Haiti’s Recovery Won’t Happen Overnight
By John Groarke
14 January 2014
This blog post was published on the State Department’s Dipnote blog on January 13. John Groarke is the U.S. Agency for International Development’s mission director in Haiti.
Each morning, the bulky, unwieldy vehicle navigates an uneven, rocky path that in some areas of Haiti is a common road. Only my seatbelt keeps me from hitting the roof as I make my way to the U.S. embassy in Port-au-Prince.
A newcomer to the country, I see each day during my journey a small remaining camp for Haitians displaced by the catastrophic 2010 earthquake. Living in temporary tent shelters, they, children among them, are still waiting for a new place to call home. Then, recently, I noticed that the camp was emptying.
Almost four years after the earthquake, 89 percent of Haiti’s 1.5 million internally displaced persons have left the tent camps for alternative housing options. Almost 75 percent of earthquake rubble has been removed. Security throughout the country has improved and, recognizing the importance of employment, the government is committed to attracting foreign investment, with agriculture, tourism and the apparel industry the most promising growth areas. Health indicators are up, with improvements in infant and child mortality rates and more public access to health services.
International donors — among them the U.S. Agency for International Development — have learned lessons along the way in Haiti in terms of how we can do better.
As the country leaves behind the era of post-earthquake relief and focuses now on longer-term development, USAID is striving to build the capacity of local organizations to lead and manage development initiatives.
This necessarily involves building public and private institutions so Haitians can lead and manage their own development. On our part, we are enhancing the capacity of the Ministry of Health to manage a national health care system using its own human and financial resources, so it will no longer be dependent on donors. Similarly, efforts are underway to build the financial and programmatic capacity of local NGOs to provide services and advocacy that are too often provided by international organizations. The country must also advance the rule of law, a prerequisite to the creation of durable institutions and economic growth.
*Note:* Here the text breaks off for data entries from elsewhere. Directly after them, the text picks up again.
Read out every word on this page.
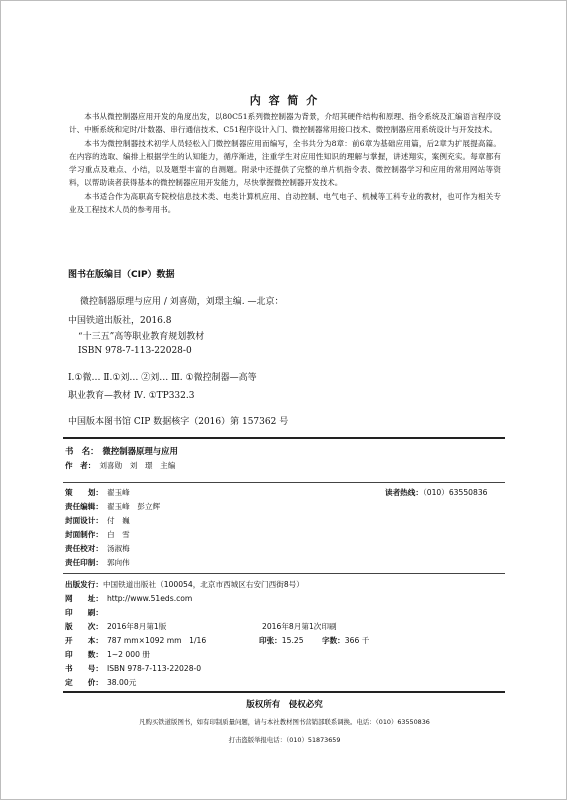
内 容 简 介

本书从微控制器应用开发的角度出发，以80C51系列微控制器为背景，介绍其硬件结构和原理、指令系统及汇编语言程序设计、中断系统和定时/计数器、串行通信技术、C51程序设计入门、微控制器常用接口技术、微控制器应用系统设计与开发技术。

本书为微控制器技术初学人员轻松入门微控制器应用而编写，全书共分为8章：前6章为基础应用篇，后2章为扩展提高篇。在内容的选取、编排上根据学生的认知能力，循序渐进，注重学生对应用性知识的理解与掌握，讲述翔实，案例充实。每章都有学习重点及难点、小结，以及题型丰富的自测题。附录中还提供了完整的单片机指令表、微控制器学习和应用的常用网站等资料，以帮助读者获得基本的微控制器应用开发能力，尽快掌握微控制器开发技术。

本书适合作为高职高专院校信息技术类、电类计算机应用、自动控制、电气电子、机械等工科专业的教材，也可作为相关专业及工程技术人员的参考用书。

图书在版编目（CIP）数据
微控制器原理与应用 / 刘喜勋，刘璟主编. —北京：
中国铁道出版社，2016.8
“十三五”高等职业教育规划教材
ISBN 978-7-113-22028-0
Ⅰ.①微… Ⅱ.①刘… ②刘… Ⅲ. ①微控制器—高等
职业教育—教材 Ⅳ. ①TP332.3
中国版本图书馆 CIP 数据核字（2016）第 157362 号
书　名： 微控制器原理与应用
作　者： 刘喜勋　刘　璟　主编
策　　划： 翟玉峰	读者热线：（010）63550836
责任编辑： 翟玉峰　彭立辉
封面设计： 付　巍
封面制作： 白　雪
责任校对： 汤淑梅
责任印制： 郭向伟
出版发行：中国铁道出版社（100054，北京市西城区右安门西街8号）
网　　址： http://www.51eds.com
印　　刷：
版　　次： 2016年8月第1版	2016年8月第1次印刷
开　　本： 787 mm×1092 mm　1/16	印张：15.25 字数：366 千
印　　数： 1~2 000 册
书　　号： ISBN 978-7-113-22028-0
定　　价： 38.00元
版权所有　侵权必究
凡购买铁道版图书，如有印制质量问题，请与本社教材图书营销部联系调换。电话：（010）63550836
打击盗版举报电话：（010）51873659
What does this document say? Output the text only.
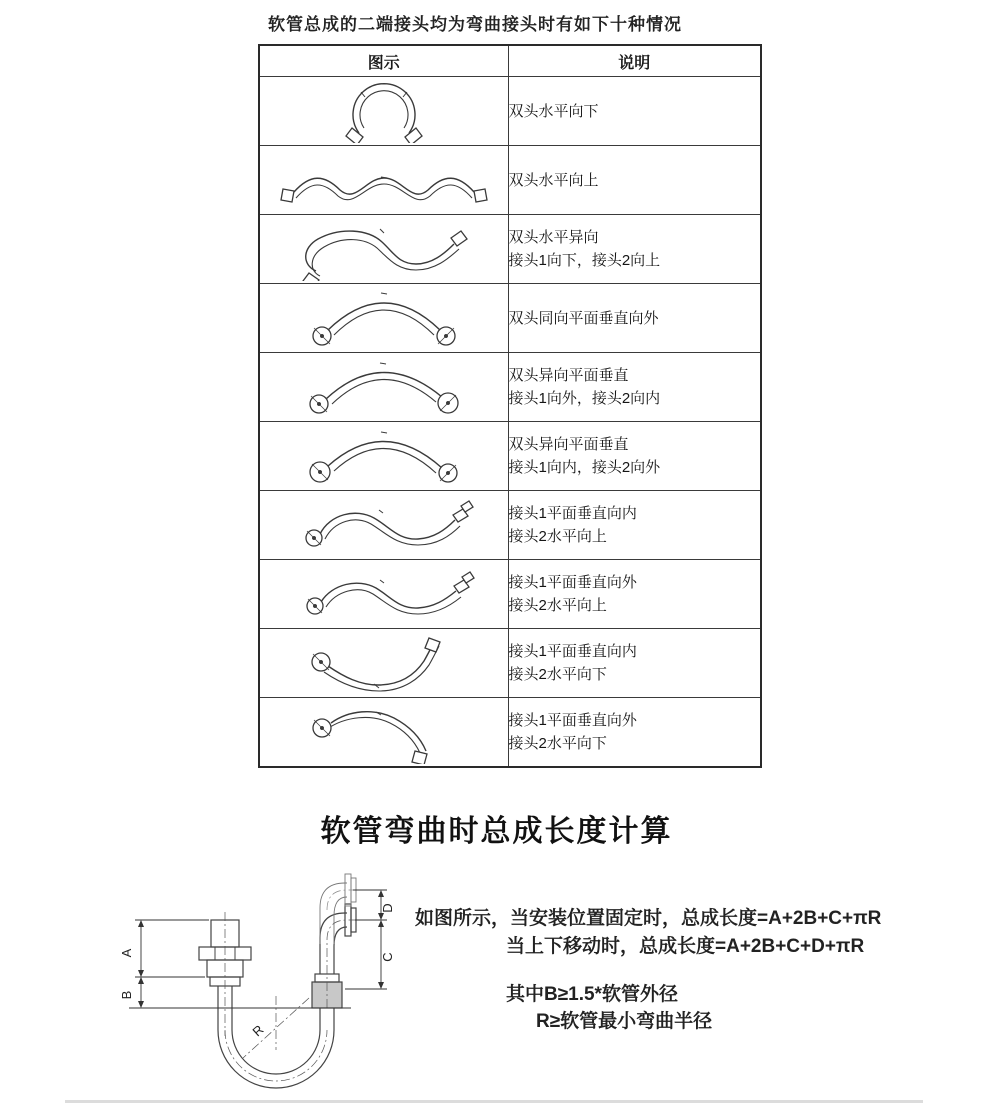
软管总成的二端接头均为弯曲接头时有如下十种情况
图示	说明

双头水平向下

双头水平向上

双头水平异向
接头1向下，接头2向上

双头同向平面垂直向外

双头异向平面垂直
接头1向外，接头2向内

双头异向平面垂直
接头1向内，接头2向外

接头1平面垂直向内
接头2水平向上

接头1平面垂直向外
接头2水平向上

接头1平面垂直向内
接头2水平向下

接头1平面垂直向外
接头2水平向下
软管弯曲时总成长度计算
A
B
D
C
R
如图所示，当安装位置固定时，总成长度=A+2B+C+πR
当上下移动时，总成长度=A+2B+C+D+πR
其中B≥1.5*软管外径
R≥软管最小弯曲半径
Every USAID mission director’s goal is to help the host country one day reach a point when it no longer needs foreign economic assistance. Indeed, all donors and development organizations should be devoted to that goal. In Haiti, this will not happen overnight. But four years after the earthquake, Haiti remains a U.S. government priority to continue and improve our efforts to help Haitians building the opportunity and prosperity they are capable of and that they are so deserving.